06 April 2010
Perry Jewell interviewed by the Courier Mail.
As media goes this is probably the best we will ever get. Well done Perry.
ABOUT 85KM WEST OF BRISBANE, PERRY JEWELL sips a glass of white wine in the Forest Hill pub. It’s the pub where he once hosted meetings of his Confederate Action Party, its members discussing policies such as “Abolish the Aboriginal Affairs Department” and “Cancel the refugee program”. Jewell presents as a knowledgeable high school history teacher, with the conservative dress sense to match. But all his history lessons are themed in social decay.
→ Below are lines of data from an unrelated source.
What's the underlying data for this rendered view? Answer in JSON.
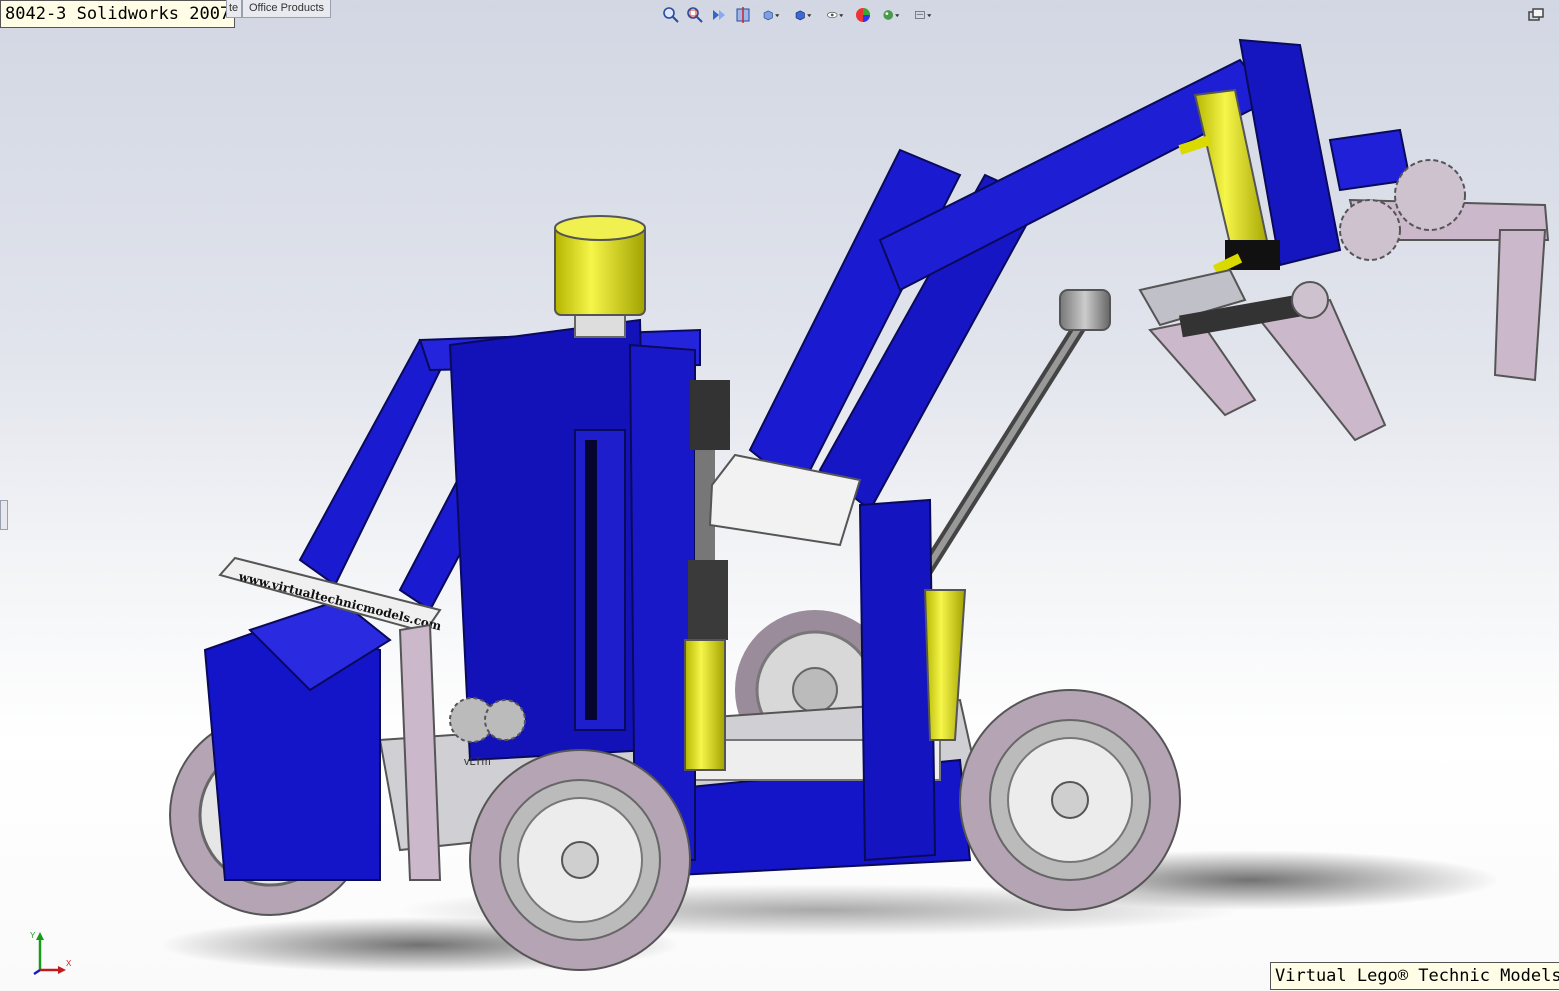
{
  "window": {
    "title": "8042-3 Solidworks 2007"
  },
  "tabs": [
    {
      "label": "te",
      "partial": true
    },
    {
      "label": "Office Products"
    }
  ],
  "view_toolbar": [
    {
      "icon": "zoom-to-fit-icon"
    },
    {
      "icon": "zoom-to-area-icon"
    },
    {
      "icon": "previous-view-icon"
    },
    {
      "icon": "section-view-icon"
    },
    {
      "icon": "view-orientation-icon",
      "dropdown": true
    },
    {
      "icon": "display-style-icon",
      "dropdown": true
    },
    {
      "icon": "hide-show-items-icon",
      "dropdown": true
    },
    {
      "icon": "edit-appearance-icon"
    },
    {
      "icon": "apply-scene-icon",
      "dropdown": true
    },
    {
      "icon": "view-settings-icon",
      "dropdown": true
    }
  ],
  "model": {
    "sign_text": "www.virtualtechnicmodels.com",
    "part_mark": "vLTm",
    "colors": {
      "blue": "#1414c8",
      "blue_dark": "#0a0a78",
      "yellow": "#e6e600",
      "grey": "#a8a8b0",
      "lilac": "#c8b4c8",
      "white": "#f4f4f4",
      "black": "#222222"
    }
  },
  "watermark": "Virtual Lego® Technic Models",
  "triad": {
    "y_label": "Y",
    "x_label": "X"
  }
}
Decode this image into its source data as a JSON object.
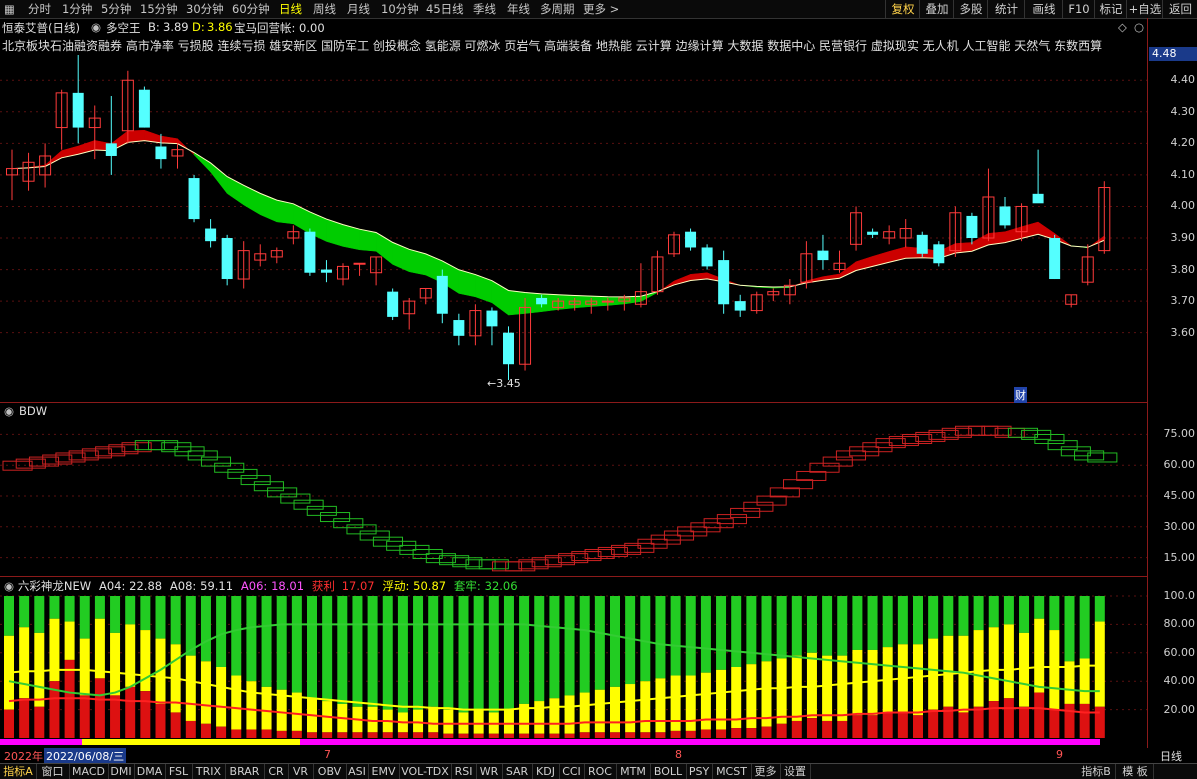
{
  "periods": [
    "分时",
    "1分钟",
    "5分钟",
    "15分钟",
    "30分钟",
    "60分钟",
    "日线",
    "周线",
    "月线",
    "10分钟",
    "45日线",
    "季线",
    "年线",
    "多周期",
    "更多 >"
  ],
  "active_period": "日线",
  "right_tools": [
    "复权",
    "叠加",
    "多股",
    "统计",
    "画线",
    "F10",
    "标记",
    "+自选",
    "返回"
  ],
  "title": {
    "stock": "恒泰艾普(日线)",
    "indicator": "多空王",
    "b_label": "B:",
    "b_value": "3.89",
    "d_label": "D:",
    "d_value": "3.86",
    "extra": "宝马回营帐: 0.00"
  },
  "sectors": "北京板块石油融资融券 高市净率 亏损股 连续亏损 雄安新区 国防军工 创投概念 氢能源 可燃冰 页岩气 高端装备 地热能 云计算 边缘计算 大数据 数据中心 民营银行 虚拟现实 无人机 人工智能 天然气 东数西算",
  "price_axis": {
    "current": "4.48",
    "ticks": [
      "4.40",
      "4.30",
      "4.20",
      "4.10",
      "4.00",
      "3.90",
      "3.80",
      "3.70",
      "3.60"
    ],
    "low_label": "3.45",
    "cai_label": "财"
  },
  "bdw": {
    "title": "BDW",
    "ticks": [
      "75.00",
      "60.00",
      "45.00",
      "30.00",
      "15.00"
    ]
  },
  "liucai": {
    "name": "六彩神龙NEW",
    "a04_label": "A04:",
    "a04": "22.88",
    "a08_label": "A08:",
    "a08": "59.11",
    "a06_label": "A06:",
    "a06": "18.01",
    "profit_label": "获利",
    "profit": "17.07",
    "float_label": "浮动:",
    "float": "50.87",
    "trap_label": "套牢:",
    "trap": "32.06",
    "ticks": [
      "100.0",
      "80.00",
      "60.00",
      "40.00",
      "20.00"
    ]
  },
  "date_axis": {
    "year": "2022年",
    "cursor_date": "2022/06/08/三",
    "months": [
      "7",
      "8",
      "9"
    ],
    "right_label": "日线"
  },
  "bottom_tabs": [
    "指标A",
    "窗口",
    "MACD",
    "DMI",
    "DMA",
    "FSL",
    "TRIX",
    "BRAR",
    "CR",
    "VR",
    "OBV",
    "ASI",
    "EMV",
    "VOL-TDX",
    "RSI",
    "WR",
    "SAR",
    "KDJ",
    "CCI",
    "ROC",
    "MTM",
    "BOLL",
    "PSY",
    "MCST",
    "更多",
    "设置"
  ],
  "bottom_right": [
    "指标B",
    "模 板"
  ],
  "colors": {
    "up": "#ff3b3b",
    "down": "#54ffff",
    "ma_red": "#cc0000",
    "ma_green": "#00cc00",
    "yellow": "#ffff00",
    "magenta": "#ff00ff"
  },
  "chart_data": [
    {
      "type": "candlestick",
      "title": "恒泰艾普(日线)",
      "ylim": [
        3.45,
        4.48
      ],
      "candles": [
        {
          "o": 4.1,
          "h": 4.18,
          "l": 4.02,
          "c": 4.12
        },
        {
          "o": 4.08,
          "h": 4.17,
          "l": 4.05,
          "c": 4.14
        },
        {
          "o": 4.1,
          "h": 4.2,
          "l": 4.06,
          "c": 4.16
        },
        {
          "o": 4.25,
          "h": 4.37,
          "l": 4.18,
          "c": 4.36
        },
        {
          "o": 4.36,
          "h": 4.48,
          "l": 4.2,
          "c": 4.25
        },
        {
          "o": 4.25,
          "h": 4.32,
          "l": 4.15,
          "c": 4.28
        },
        {
          "o": 4.2,
          "h": 4.35,
          "l": 4.1,
          "c": 4.16
        },
        {
          "o": 4.24,
          "h": 4.43,
          "l": 4.2,
          "c": 4.4
        },
        {
          "o": 4.37,
          "h": 4.38,
          "l": 4.25,
          "c": 4.25
        },
        {
          "o": 4.19,
          "h": 4.23,
          "l": 4.12,
          "c": 4.15
        },
        {
          "o": 4.16,
          "h": 4.2,
          "l": 4.12,
          "c": 4.18
        },
        {
          "o": 4.09,
          "h": 4.1,
          "l": 3.95,
          "c": 3.96
        },
        {
          "o": 3.93,
          "h": 3.96,
          "l": 3.87,
          "c": 3.89
        },
        {
          "o": 3.9,
          "h": 3.91,
          "l": 3.75,
          "c": 3.77
        },
        {
          "o": 3.77,
          "h": 3.89,
          "l": 3.74,
          "c": 3.86
        },
        {
          "o": 3.83,
          "h": 3.88,
          "l": 3.81,
          "c": 3.85
        },
        {
          "o": 3.84,
          "h": 3.87,
          "l": 3.82,
          "c": 3.86
        },
        {
          "o": 3.9,
          "h": 3.94,
          "l": 3.88,
          "c": 3.92
        },
        {
          "o": 3.92,
          "h": 3.93,
          "l": 3.78,
          "c": 3.79
        },
        {
          "o": 3.8,
          "h": 3.83,
          "l": 3.76,
          "c": 3.79
        },
        {
          "o": 3.77,
          "h": 3.82,
          "l": 3.75,
          "c": 3.81
        },
        {
          "o": 3.82,
          "h": 3.82,
          "l": 3.78,
          "c": 3.82
        },
        {
          "o": 3.79,
          "h": 3.84,
          "l": 3.75,
          "c": 3.84
        },
        {
          "o": 3.73,
          "h": 3.74,
          "l": 3.64,
          "c": 3.65
        },
        {
          "o": 3.66,
          "h": 3.71,
          "l": 3.61,
          "c": 3.7
        },
        {
          "o": 3.71,
          "h": 3.74,
          "l": 3.69,
          "c": 3.74
        },
        {
          "o": 3.78,
          "h": 3.8,
          "l": 3.63,
          "c": 3.66
        },
        {
          "o": 3.64,
          "h": 3.66,
          "l": 3.56,
          "c": 3.59
        },
        {
          "o": 3.59,
          "h": 3.69,
          "l": 3.56,
          "c": 3.67
        },
        {
          "o": 3.67,
          "h": 3.68,
          "l": 3.56,
          "c": 3.62
        },
        {
          "o": 3.6,
          "h": 3.62,
          "l": 3.45,
          "c": 3.5
        },
        {
          "o": 3.5,
          "h": 3.71,
          "l": 3.48,
          "c": 3.68
        },
        {
          "o": 3.71,
          "h": 3.72,
          "l": 3.68,
          "c": 3.69
        },
        {
          "o": 3.68,
          "h": 3.71,
          "l": 3.67,
          "c": 3.7
        },
        {
          "o": 3.69,
          "h": 3.71,
          "l": 3.67,
          "c": 3.7
        },
        {
          "o": 3.69,
          "h": 3.71,
          "l": 3.66,
          "c": 3.7
        },
        {
          "o": 3.7,
          "h": 3.71,
          "l": 3.67,
          "c": 3.7
        },
        {
          "o": 3.7,
          "h": 3.72,
          "l": 3.67,
          "c": 3.71
        },
        {
          "o": 3.69,
          "h": 3.82,
          "l": 3.68,
          "c": 3.73
        },
        {
          "o": 3.73,
          "h": 3.86,
          "l": 3.72,
          "c": 3.84
        },
        {
          "o": 3.85,
          "h": 3.92,
          "l": 3.84,
          "c": 3.91
        },
        {
          "o": 3.92,
          "h": 3.93,
          "l": 3.86,
          "c": 3.87
        },
        {
          "o": 3.87,
          "h": 3.88,
          "l": 3.8,
          "c": 3.81
        },
        {
          "o": 3.83,
          "h": 3.86,
          "l": 3.66,
          "c": 3.69
        },
        {
          "o": 3.7,
          "h": 3.72,
          "l": 3.65,
          "c": 3.67
        },
        {
          "o": 3.67,
          "h": 3.73,
          "l": 3.66,
          "c": 3.72
        },
        {
          "o": 3.72,
          "h": 3.74,
          "l": 3.7,
          "c": 3.73
        },
        {
          "o": 3.72,
          "h": 3.77,
          "l": 3.69,
          "c": 3.75
        },
        {
          "o": 3.76,
          "h": 3.89,
          "l": 3.74,
          "c": 3.85
        },
        {
          "o": 3.86,
          "h": 3.91,
          "l": 3.8,
          "c": 3.83
        },
        {
          "o": 3.8,
          "h": 3.86,
          "l": 3.79,
          "c": 3.82
        },
        {
          "o": 3.88,
          "h": 4.0,
          "l": 3.86,
          "c": 3.98
        },
        {
          "o": 3.92,
          "h": 3.93,
          "l": 3.9,
          "c": 3.91
        },
        {
          "o": 3.9,
          "h": 3.94,
          "l": 3.88,
          "c": 3.92
        },
        {
          "o": 3.9,
          "h": 3.96,
          "l": 3.87,
          "c": 3.93
        },
        {
          "o": 3.91,
          "h": 3.92,
          "l": 3.84,
          "c": 3.85
        },
        {
          "o": 3.88,
          "h": 3.89,
          "l": 3.81,
          "c": 3.82
        },
        {
          "o": 3.86,
          "h": 4.0,
          "l": 3.84,
          "c": 3.98
        },
        {
          "o": 3.97,
          "h": 3.98,
          "l": 3.88,
          "c": 3.9
        },
        {
          "o": 3.9,
          "h": 4.12,
          "l": 3.89,
          "c": 4.03
        },
        {
          "o": 4.0,
          "h": 4.03,
          "l": 3.93,
          "c": 3.94
        },
        {
          "o": 3.92,
          "h": 4.01,
          "l": 3.89,
          "c": 4.0
        },
        {
          "o": 4.04,
          "h": 4.18,
          "l": 4.03,
          "c": 4.01
        },
        {
          "o": 3.9,
          "h": 3.91,
          "l": 3.77,
          "c": 3.77
        },
        {
          "o": 3.69,
          "h": 3.72,
          "l": 3.68,
          "c": 3.72
        },
        {
          "o": 3.76,
          "h": 3.88,
          "l": 3.75,
          "c": 3.84
        },
        {
          "o": 3.86,
          "h": 4.08,
          "l": 3.85,
          "c": 4.06
        }
      ]
    },
    {
      "type": "line",
      "title": "BDW",
      "ylim": [
        8,
        82
      ],
      "series": [
        {
          "values": [
            60,
            61,
            62,
            63,
            64,
            65,
            66,
            67,
            68,
            69,
            70,
            70,
            69,
            67,
            65,
            62,
            59,
            56,
            53,
            50,
            47,
            44,
            41,
            38,
            35,
            32,
            29,
            26,
            23,
            21,
            19,
            17,
            15,
            14,
            13,
            12,
            12,
            11,
            11,
            12,
            13,
            14,
            15,
            16,
            17,
            18,
            19,
            20,
            22,
            24,
            26,
            28,
            30,
            32,
            34,
            37,
            40,
            43,
            47,
            51,
            55,
            59,
            62,
            65,
            67,
            69,
            71,
            72,
            73,
            74,
            75,
            76,
            77,
            77,
            77,
            76,
            76,
            75,
            73,
            70,
            67,
            65,
            64
          ]
        }
      ]
    },
    {
      "type": "bar",
      "title": "六彩神龙NEW",
      "ylim": [
        0,
        100
      ],
      "stacks": {
        "red": [
          20,
          28,
          22,
          40,
          55,
          30,
          42,
          30,
          36,
          33,
          24,
          18,
          12,
          10,
          8,
          6,
          6,
          6,
          5,
          5,
          4,
          4,
          4,
          4,
          4,
          4,
          4,
          4,
          4,
          3,
          3,
          3,
          3,
          3,
          3,
          3,
          3,
          3,
          4,
          4,
          4,
          4,
          4,
          4,
          5,
          5,
          6,
          6,
          7,
          7,
          8,
          10,
          12,
          14,
          12,
          12,
          16,
          16,
          18,
          18,
          16,
          20,
          22,
          18,
          22,
          26,
          28,
          22,
          32,
          20,
          24,
          24,
          22
        ],
        "yellow": [
          72,
          78,
          74,
          84,
          82,
          70,
          84,
          74,
          80,
          76,
          70,
          66,
          58,
          54,
          50,
          44,
          40,
          36,
          34,
          32,
          28,
          26,
          24,
          22,
          22,
          20,
          18,
          20,
          22,
          20,
          18,
          20,
          18,
          20,
          24,
          26,
          28,
          30,
          32,
          34,
          36,
          38,
          40,
          42,
          44,
          44,
          46,
          48,
          50,
          52,
          54,
          56,
          58,
          60,
          58,
          58,
          62,
          62,
          64,
          66,
          66,
          70,
          72,
          72,
          76,
          78,
          80,
          74,
          84,
          76,
          54,
          56,
          82
        ],
        "green": [
          100,
          100,
          100,
          100,
          100,
          100,
          100,
          100,
          100,
          100,
          100,
          100,
          100,
          100,
          100,
          100,
          100,
          100,
          100,
          100,
          100,
          100,
          100,
          100,
          100,
          100,
          100,
          100,
          100,
          100,
          100,
          100,
          100,
          100,
          100,
          100,
          100,
          100,
          100,
          100,
          100,
          100,
          100,
          100,
          100,
          100,
          100,
          100,
          100,
          100,
          100,
          100,
          100,
          100,
          100,
          100,
          100,
          100,
          100,
          100,
          100,
          100,
          100,
          100,
          100,
          100,
          100,
          100,
          100,
          100,
          100,
          100,
          100
        ]
      },
      "series": [
        {
          "color": "#ffff00",
          "values": [
            46,
            47,
            47,
            48,
            48,
            48,
            47,
            46,
            45,
            44,
            43,
            42,
            40,
            38,
            36,
            34,
            32,
            31,
            30,
            29,
            28,
            27,
            26,
            25,
            24,
            23,
            22,
            22,
            21,
            21,
            20,
            20,
            20,
            20,
            21,
            21,
            22,
            22,
            23,
            24,
            25,
            26,
            27,
            28,
            29,
            30,
            31,
            32,
            33,
            34,
            35,
            35,
            36,
            36,
            37,
            38,
            39,
            40,
            41,
            42,
            43,
            44,
            45,
            46,
            47,
            48,
            48,
            49,
            50,
            50,
            50,
            51,
            51
          ]
        },
        {
          "color": "#33cc33",
          "values": [
            40,
            38,
            36,
            34,
            32,
            31,
            30,
            32,
            36,
            42,
            48,
            55,
            62,
            68,
            73,
            76,
            78,
            79,
            80,
            80,
            80,
            80,
            80,
            80,
            80,
            80,
            80,
            80,
            80,
            80,
            80,
            80,
            80,
            80,
            80,
            79,
            78,
            77,
            76,
            74,
            72,
            70,
            68,
            66,
            65,
            64,
            63,
            62,
            61,
            60,
            59,
            58,
            57,
            56,
            55,
            54,
            53,
            52,
            51,
            50,
            49,
            48,
            47,
            46,
            44,
            42,
            40,
            38,
            36,
            35,
            34,
            33,
            33
          ]
        },
        {
          "color": "#ff2020",
          "values": [
            26,
            27,
            27,
            28,
            28,
            28,
            27,
            27,
            26,
            26,
            25,
            25,
            24,
            23,
            22,
            21,
            20,
            19,
            18,
            17,
            16,
            15,
            14,
            13,
            12,
            12,
            11,
            11,
            10,
            10,
            10,
            10,
            10,
            10,
            10,
            10,
            10,
            10,
            11,
            11,
            11,
            11,
            12,
            12,
            12,
            12,
            13,
            13,
            13,
            14,
            14,
            15,
            15,
            16,
            16,
            16,
            17,
            17,
            18,
            18,
            18,
            19,
            19,
            20,
            20,
            21,
            21,
            21,
            21,
            20,
            19,
            18,
            18
          ]
        }
      ]
    }
  ]
}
The CAP was the unofficial predecessor to One Nation, and Jewell a behind-the-scenes figure in the rise of Pauline Hanson in 1994. Where you have a vacuum in leadership, he says, “people will create a leader or a symbol for everything that is in their minds”. He says he advised Hanson, jailed in August 2003 for electoral fraud (the conviction was quashed the following November), “to stay in prison and we would have built the biggest political party this country has ever seen and we would have voted the bastards out next time round. She was brave. But she became an opportunist. And she became a blocking mechanism to the right wing. Pauline couldn’t talk in detail on a dozen different topics.” He tilts his head. “Try me. I sense these people would get behind someone with intelligence.” Born in Northern Ireland to English parents in 1941, Jewell was raised in Kenya and Tanzania and worked in “military intelligence” in South Africa and what was then Rhodesia. He moved his family to Queensland in time to watch Joh Bjelke-Petersen’s National Party self-destruct, and after the 1990 suicide of his son, Wayne – his boy was, he later discovered, broke – he began tuning into the “dissent and discord” among Queenslanders. He began making notes about the fallout from what he considered poor government. He created 38 policies and founded the CAP on the verandah of his home on a small farm in Tarampa, northwest of Ipswich. He traversed the state in the passenger seats of transport trucks, recruiting members.
At the party’s peak in 1994, he says, there were 5000 members in 72 branches in Queensland, NSW and Victoria. Jewell is now a senior Queensland member of the Australia First Party, founded in 1996. The party boldly announced itself in July last year as the first anti-immigration party since One Nation to gain enough members (the required 500) to contest a federal election. Not far from Forest Hill is Crows Nest. In 2006, residents here and in nearby Toowoomba opened their letterboxes to find pamphlets saying “Toowoomba is Under Attack!” and outlining a “program of action” to halt a refugee “invasion” of the city.
A supporting internet essay, co-written by Australia First’s NSW leader Jim Saleam, said: “Toowoomba is to be the subject of colonisation by African refugees drawn chiefly from Sudan.” The city began accepting Sudanese through a refugee settlement program in 2000; it’s now home to more than 1000 Sudanese, who are supported by local church and community groups. Mark Copland, chairman of the Toowoomba Catholic Social Justice Commission, says he knows Sudanese families who’ve had rocks hurled at their homes. But it’s subtle acts of racism he sees more frequently: a side remark, a sneer. “There’s an Asian woman that works in this office,” he says. “Sometimes just walking home, young people will drive in a fast car and swerve towards her. I find this unbelievable.”
In February, Premier Bligh announced a plan to direct the flow of skilled migrants to regional areas in a bid to ease population pressures on the state’s south-east. Jewell, meanwhile, accuses Australia, France, Germany and “especially Britain” of intellectual theft by stealing skilled workers from Third World nations. “If God made man and put all these different races on this world, who are we to homogenise them all? Where are we going? What is wrong with friendly competition? We need Fortress Australia,” he says.
Similar views are held by Nationalist Alternative Australia, a nationwide, Melbourne-based group of student activists formed “to be the voice for the ordinary Australian”. It aims to “reaffirm Australian cultural and national identity and restore the sovereignty and independence of the Australian nation”. One of the leaflets its members distribute through universities depicts visas on a conveyor belt, a boat in the background. “Overcrowded tutorials? Has your uni become a visa factory? Let your voice be heard with the pro-Aussie movement.” Take away the obvious issue of colour and, try as they might, these nationalist groups seem unable to pinpoint the true nature of the Australian identity they hold so dear. The NAA, for instance, tells Qweekend that “what we consider the Australian identity is generally the identity the country had prior to it becoming necessary to tell people what being Australian is”.